CLOVERDALE -- What was originally supposed to be a special meeting of the Cloverdale Town Council to discuss amendments to the 2008 budget devolved into contentious squabbling over the Cloverdale Police Department's retired police dog Tuesday night.
When it was over, the council voted 4-1, with John Davis dissenting, to allow Police Chief Charlie Hallam to keep the dog, Alec, though Hallam would assume all financial responsibility for the animal's care.
The row began when Council President Don Sublett suggested adopting the dog, which ended its nearly eight-year career at the end of May, to a local family. Sublett also asked Hallam to return the town's unmarked police car to the town hall.
The car, which has cages and equipment to transport the dog, has been parked outside Hallam's home.
The disagreement stems from a letter Hallam sent to town Clerk-Treasurer Patti Truax on May 15 informing her that he was retiring the police dog, though the town would still pay for the food and medical expenses of the animal.
Sublett and Council Vice President Dennis Padgett said at Tuesday's meeting that since the letter had not been sent to the board for approval, Hallam's claims -- particularly the town's continued financial responsibility for the dog -- were not valid.
The debate split, as it nearly always does, with Sublett, Padgett and council member Glen Vickroy on one side and Davis and Council member Judy Whitaker on the other.
Whitaker and Davis both repeatedly called Sublett's move to deny the town's responsibility to pay for the care of the dog, "kicking a retired member of the police force to the curb."
When Sublett referred to a local television news report that no Indianapolis-area police departments pay for the expenses of retired police dogs, Hallam produced a letter from Putnam County Sheriff Mark Frisbie describing the Sheriff's Department's policy on K9 units which is, among other things, to allow the dog's handler to adopt the animal and to pay for its food and medical expenses for the rest of its life.

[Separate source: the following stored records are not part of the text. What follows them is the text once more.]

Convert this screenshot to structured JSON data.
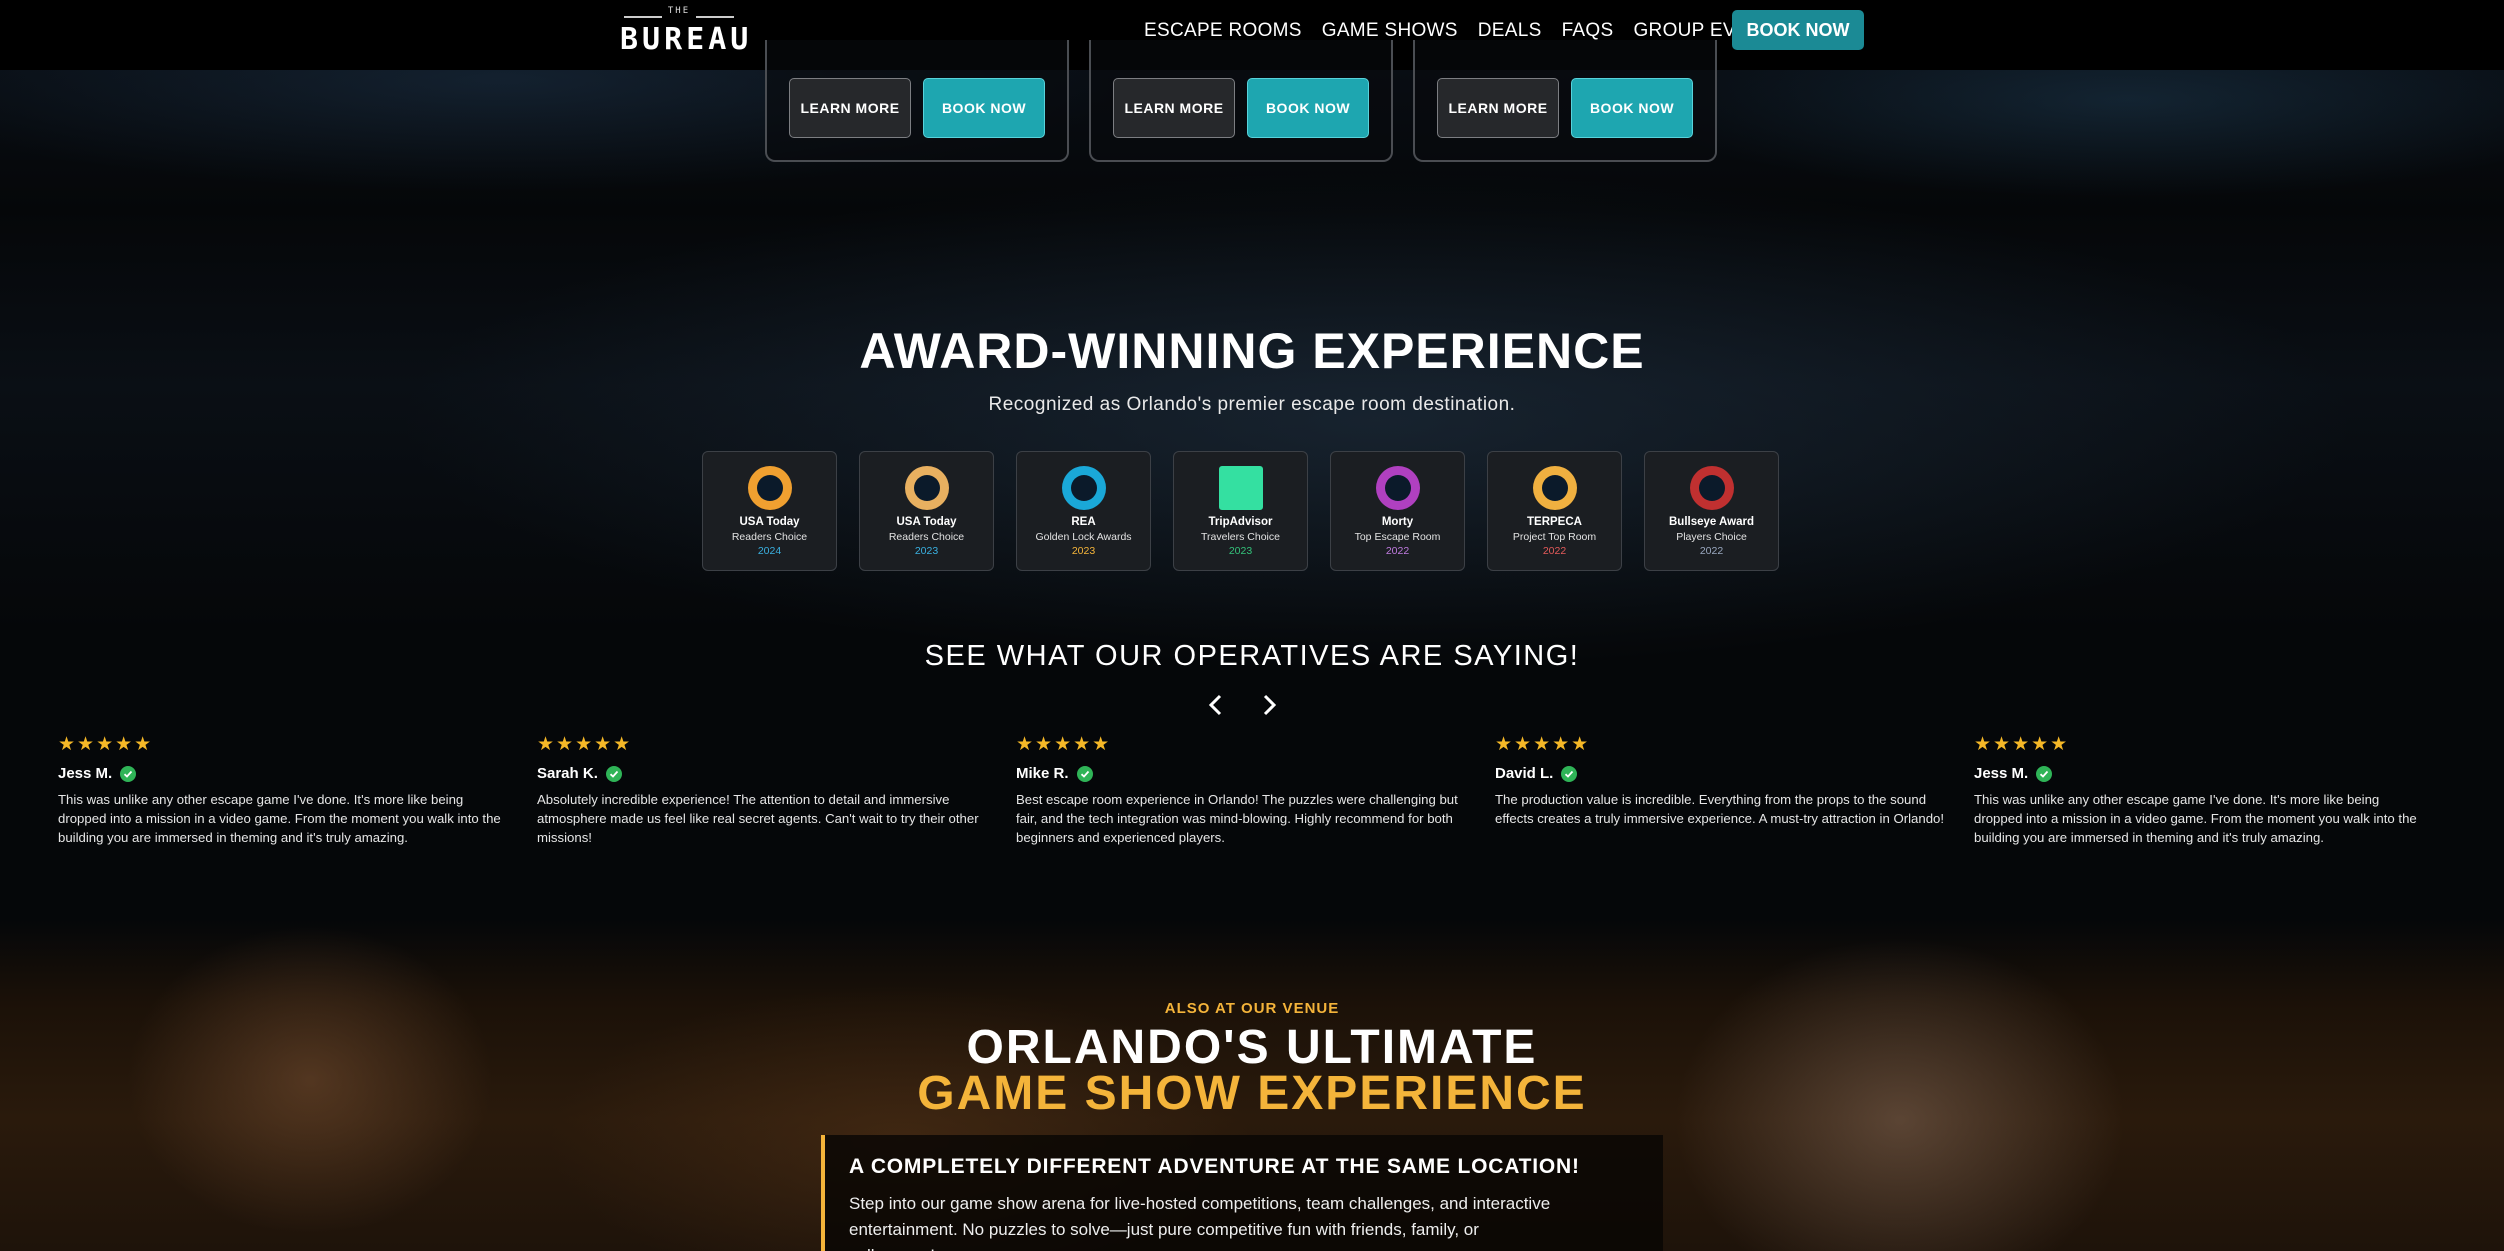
{
  "nav": {
    "logo_top": "THE",
    "logo_main": "BUREAU",
    "links": [
      "ESCAPE ROOMS",
      "GAME SHOWS",
      "DEALS",
      "FAQS",
      "GROUP EVENTS"
    ],
    "book_now": "BOOK NOW"
  },
  "room_cards": [
    {
      "learn": "LEARN MORE",
      "book": "BOOK NOW"
    },
    {
      "learn": "LEARN MORE",
      "book": "BOOK NOW"
    },
    {
      "learn": "LEARN MORE",
      "book": "BOOK NOW"
    }
  ],
  "awards_section": {
    "title": "AWARD-WINNING EXPERIENCE",
    "subtitle": "Recognized as Orlando's premier escape room destination.",
    "awards": [
      {
        "name": "USA Today",
        "sub": "Readers Choice",
        "year": "2024",
        "year_color": "#3ab0e0",
        "badge_color": "#f0a030",
        "icon": "usa-today-badge"
      },
      {
        "name": "USA Today",
        "sub": "Readers Choice",
        "year": "2023",
        "year_color": "#3ab0e0",
        "badge_color": "#e8b060",
        "icon": "usa-today-badge"
      },
      {
        "name": "REA",
        "sub": "Golden Lock Awards",
        "year": "2023",
        "year_color": "#f4b43a",
        "badge_color": "#1aa8d8",
        "icon": "rea-badge"
      },
      {
        "name": "TripAdvisor",
        "sub": "Travelers Choice",
        "year": "2023",
        "year_color": "#34c27a",
        "badge_color": "#34e0a1",
        "icon": "tripadvisor-badge"
      },
      {
        "name": "Morty",
        "sub": "Top Escape Room",
        "year": "2022",
        "year_color": "#c07be0",
        "badge_color": "#b040c0",
        "icon": "morty-badge"
      },
      {
        "name": "TERPECA",
        "sub": "Project Top Room",
        "year": "2022",
        "year_color": "#e35a5a",
        "badge_color": "#f0b040",
        "icon": "terpeca-badge"
      },
      {
        "name": "Bullseye Award",
        "sub": "Players Choice",
        "year": "2022",
        "year_color": "#9aa8c0",
        "badge_color": "#c03030",
        "icon": "bullseye-badge"
      }
    ]
  },
  "reviews_section": {
    "title": "SEE WHAT OUR OPERATIVES ARE SAYING!",
    "reviews": [
      {
        "stars": "★★★★★",
        "name": "Jess M.",
        "text": "This was unlike any other escape game I've done. It's more like being dropped into a mission in a video game. From the moment you walk into the building you are immersed in theming and it's truly amazing."
      },
      {
        "stars": "★★★★★",
        "name": "Sarah K.",
        "text": "Absolutely incredible experience! The attention to detail and immersive atmosphere made us feel like real secret agents. Can't wait to try their other missions!"
      },
      {
        "stars": "★★★★★",
        "name": "Mike R.",
        "text": "Best escape room experience in Orlando! The puzzles were challenging but fair, and the tech integration was mind-blowing. Highly recommend for both beginners and experienced players."
      },
      {
        "stars": "★★★★★",
        "name": "David L.",
        "text": "The production value is incredible. Everything from the props to the sound effects creates a truly immersive experience. A must-try attraction in Orlando!"
      },
      {
        "stars": "★★★★★",
        "name": "Jess M.",
        "text": "This was unlike any other escape game I've done. It's more like being dropped into a mission in a video game. From the moment you walk into the building you are immersed in theming and it's truly amazing."
      }
    ]
  },
  "game_show": {
    "eyebrow": "ALSO AT OUR VENUE",
    "title_line1": "ORLANDO'S ULTIMATE",
    "title_line2": "GAME SHOW EXPERIENCE",
    "box_heading": "A COMPLETELY DIFFERENT ADVENTURE AT THE SAME LOCATION!",
    "box_text": "Step into our game show arena for live-hosted competitions, team challenges, and interactive entertainment. No puzzles to solve—just pure competitive fun with friends, family, or colleagues!"
  }
}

Hallam estimated that the care of the dog would amount to about $1,200 per year and since, he said, Cloverdale's K9 program was funded for many years through community donations, the money all evened out.
As debate about the issue grew, so too did tension among the council members and the volume of their voices. This went doubly for the assorted partisan members of the community sitting in the audience.
The matter finally ended when Hallam offered to pay for the care of the dog and the staff of the Animal Hospital of Cloverdale announced that Casey R. Shake, the dog's veterinarian, wouldn't charge for all of the animal's future medical bills.
The council also voted 3-2, with Davis and Whitaker dissenting, to order Hallam to return the unmarked police car to town hall. Padgett offered a motion to sell the car. Sublett broke with his voting bloc to compromise and defeat that move 3-2 after Hallam protested on the grounds that the extra vehicle might be needed if one of the active-duty police cars breaks down or is damaged.
The council also added two line items to its 2008 budget with money it had earlier shaved off.
At Whitaker's recommendation, it voted to approve $2,500 for tree removal and maintenance along U.S. 231.
It also voted to create a $3,600 building demolition and restoration fund to begin to address the problem of derelict buildings in town.
The budget goes up for final approval at the council's 7 p.m. Sept. 11 regular meeting.